On Tue, Dec 5, 2017 at 5:50 PM, Thomas Munro <thomas.munro@xxxxxxxxxxxxxxxx> wrote:
On Tue, Dec 5, 2017 at 5:43 PM, Jeff Janes <jeff.janes@xxxxxxxxx> wrote:
> On Mon, Dec 4, 2017 at 5:52 PM, John R Pierce <pierce@xxxxxxxxxxxx> wrote:
>> On 12/4/2017 2:21 PM, chris kim wrote:
>>> How would I investigate if my database is nearing a transaction wrap
>>> around.
>>
>> it would be screaming bloody murder in the log, for one.
>>
>
> Unfortunately, that comes far too late to repair the problem without a
> substantial service interruption, on very high transaction throughput
> installations.
>
> Also, people usually consult the logs to figure out what the problem is,
> once they become aware that one exists. That is also too late.
The problem is that our logic (1) focuses on when we should *start*
freezing, not by when we'd like to be finished, and (2) is defined in
such a way that many tables are likely to reach the trigger point at
the same time.
Isn't this only the case when you have many insert only-tables? Other tables are going to be vacuumed for wrap around at the first time they are vacuumed (for other reasons) after reaching vacuum_freeze_table_age - vacuum_freeze_min_age. That should be pretty well staggered because they probably have different update and delete rates. But, having those tables locked for an emergency vacuum which is not really an emergency is certainly a pain.
Even if your system can handle the load, you might not
like the disruption to regular vacuuming and analyze work.
An ideal system would estimate how long it's going to take and how
long we've got (current tx consumption rate, xids remaining) before
autovacuum_freeze_max_age is reached and then spread the work out so
that we get it done just in time with minimal impact. Getting
reliable estimates to control that seems hard though.

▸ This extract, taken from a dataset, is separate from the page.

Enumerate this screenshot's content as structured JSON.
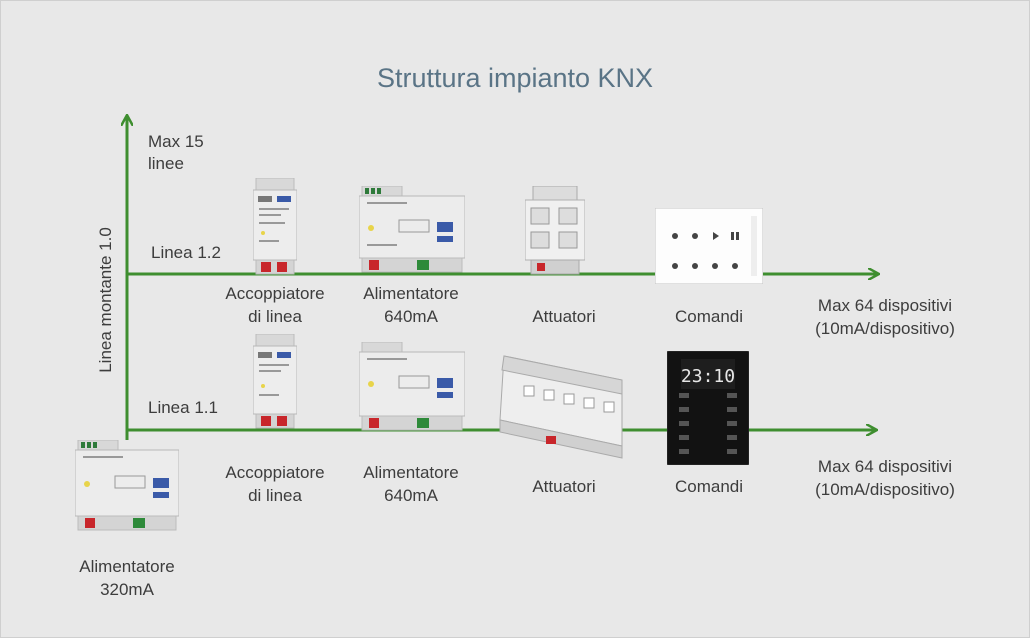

I think an ideal system wouldn't even have a autovacuum_freeze_max_age setting at all. What good does it do? According to the docs, its function is to limit the size of the clog files, not it to save your database from emergency shutdown.
Other more general problem which I think this brings up is:
A way to separate the log file stream into things that need immediate attention, versus things you want to have available in case you ever go looking for them. You could probably have some process monitor the log file and pull things it thinks need attention and send an email or SMS, but that is an ugly way to do it.

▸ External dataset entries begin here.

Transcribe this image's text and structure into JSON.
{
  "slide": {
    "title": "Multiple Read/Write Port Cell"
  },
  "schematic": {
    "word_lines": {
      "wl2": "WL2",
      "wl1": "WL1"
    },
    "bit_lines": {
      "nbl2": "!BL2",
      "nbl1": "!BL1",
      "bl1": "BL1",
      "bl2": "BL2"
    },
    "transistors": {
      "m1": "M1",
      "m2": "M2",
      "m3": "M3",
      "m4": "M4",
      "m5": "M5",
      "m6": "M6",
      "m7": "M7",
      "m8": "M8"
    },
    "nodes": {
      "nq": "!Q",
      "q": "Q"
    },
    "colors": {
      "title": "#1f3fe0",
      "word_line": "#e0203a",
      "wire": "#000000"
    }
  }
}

Also, why do we only start issuing warnings 10 million before wrap-around shutdown happens? On a very busy server, this is not enough warning. On a not-very-business server, why would it matter as you will never get anywhere near this point? Seems like we could increase this to 200 million with no down-side. (Maybe the first 190e6 of those would only warn once every 1024 transaction rather every 64).
Perhaps we could add a much simpler first defence that tries to
prevent autovacuum_freeze_max_age (and its multixact cousin) from
being reached like this: consider launching at most one wraparound
vacuum for any relation that is *half way* to
autovacuum_freeze_max_age. That gives the system a chance to handle
each partition of a monster partitioned table calmly in series even if
they have the same age dating back to schema creation/data load time.

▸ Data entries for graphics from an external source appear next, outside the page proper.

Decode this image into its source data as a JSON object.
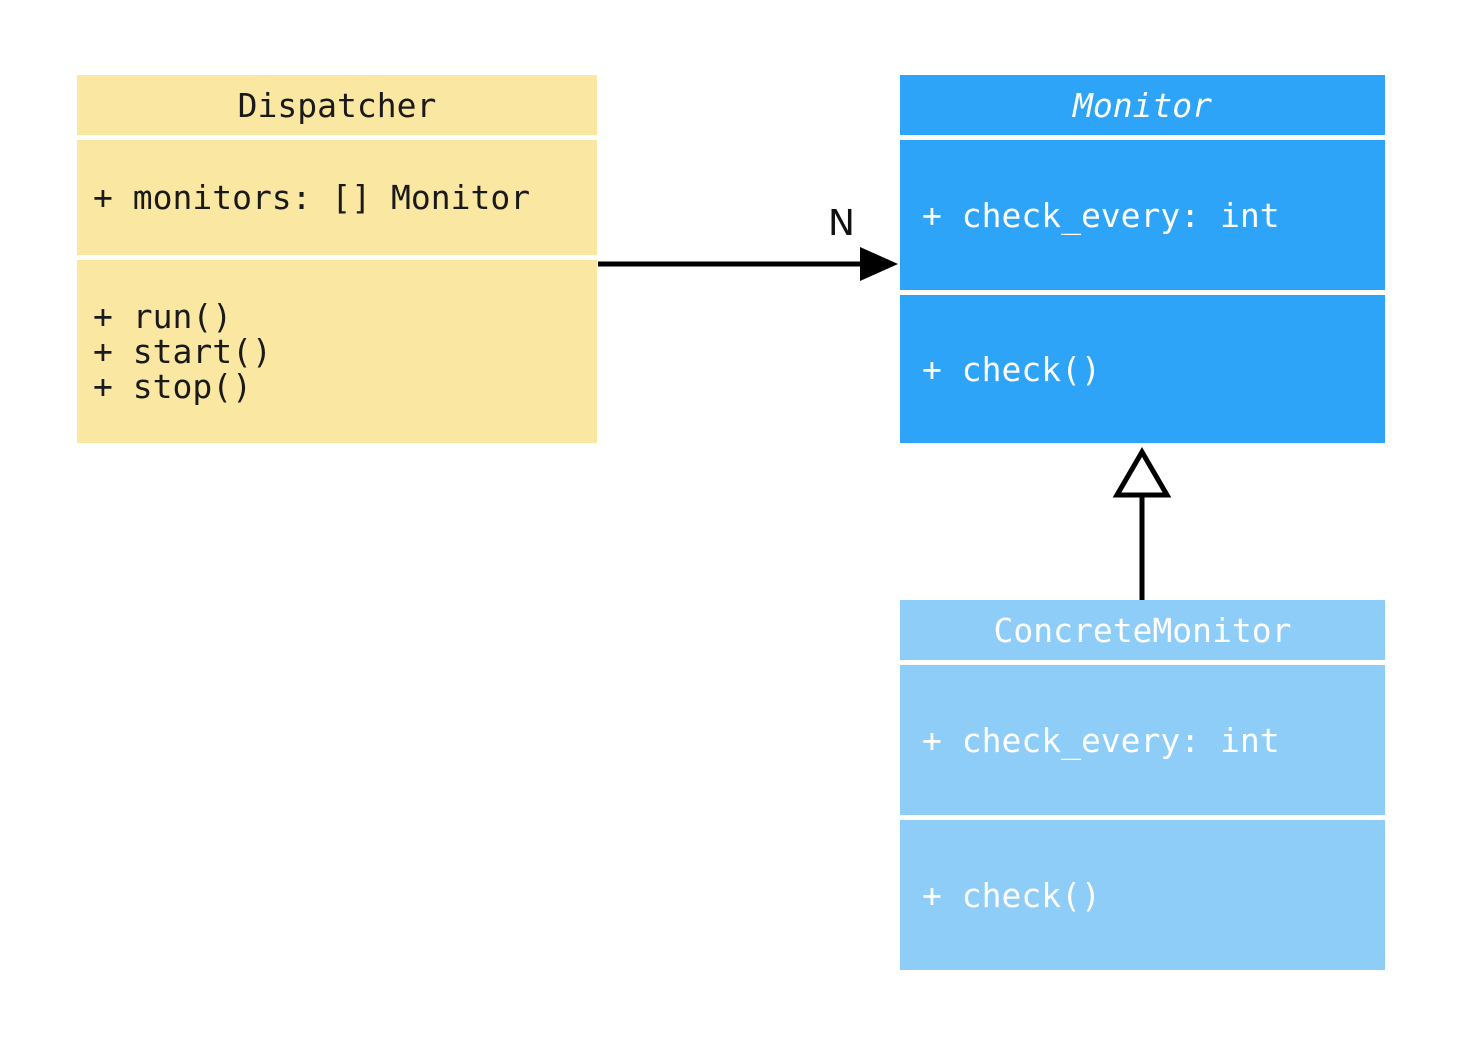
{
  "diagram": {
    "background": "#FFFFFF",
    "classes": [
      {
        "name": "Dispatcher",
        "abstract": false,
        "fill": "#FAE7A2",
        "text_color": "#1A1A1A",
        "attributes": [
          "+ monitors: [] Monitor"
        ],
        "methods": [
          "+ run()",
          "+ start()",
          "+ stop()"
        ]
      },
      {
        "name": "Monitor",
        "abstract": true,
        "fill": "#2EA4F8",
        "text_color": "#FFFFFF",
        "attributes": [
          "+ check_every: int"
        ],
        "methods": [
          "+ check()"
        ]
      },
      {
        "name": "ConcreteMonitor",
        "abstract": false,
        "fill": "#8ECDF8",
        "text_color": "#FFFFFF",
        "attributes": [
          "+ check_every: int"
        ],
        "methods": [
          "+ check()"
        ]
      }
    ],
    "relations": [
      {
        "type": "association",
        "from": "Dispatcher",
        "to": "Monitor",
        "label": "N",
        "arrow_style": "filled-arrowhead",
        "line_color": "#000000"
      },
      {
        "type": "generalization",
        "from": "ConcreteMonitor",
        "to": "Monitor",
        "arrow_style": "hollow-triangle",
        "line_color": "#000000"
      }
    ]
  }
}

Perhaps it could consider adding more vacuum backends as you approach
autovacuum_freeze_max_age, or something. Hopefully you'd never
actually reach it.
So in the simplest embodiment, the autovacuum launcher would keep track of the number of vacuum workers which were launched for "eager wrap around" purposes, and limit it to no more than one of those particular kinds at a time? Would a "real" wrap-around vacuum block a "eager" one?
Would such a worker consider itself to be an emergency and hold the table lock hostage, or would it yield the lock like regular vacuum workers do?
Of course you can do what I just said with a cron job, and there may
be better heuristics than that, but it'd be nice to find *some* way to
make freeze max age more gradual by default on large databases, until
such time as we can kill it with 64 bit xids or other major efforts.
My understanding is that even with the new freeze map, most big
systems will still pay the full price for the first wraparound vacuum
freeze, so I still expect to encounter 20TB production databases in
the wild that have gone into a wraparound frenzy confounding their
owners.
I don't think the problem is so much the frenzy (wrap around vacuums are throttled just as much as regular ones are, which is perhaps a bug not a feature) but rather the uninterruptible nature. Someone tries to add a column. The vacuum will not yield the field but continues to vacuum the table at a very leisurely pace. Now everything grinds to a halt, because an otherwise-momentary access exclusive lock can't be granted, and in turns blocks all access. If that is not bad enough, people can't tolerate (or even understand) this behavior, so they take steps to defeat it and so cause even more problems.
(Which in turn brings up another general issue. When one process wants a lock but is blocked by a weaker lock held by a slow process, it should allow other fast process to jump over it and get a weaker lock compatible with the held one. Identifying which processes are slow and which are likely to be fast is the problem. Some other products allow this indication to be provided by the user, but there may be better ways.)
Cheers,
Jeff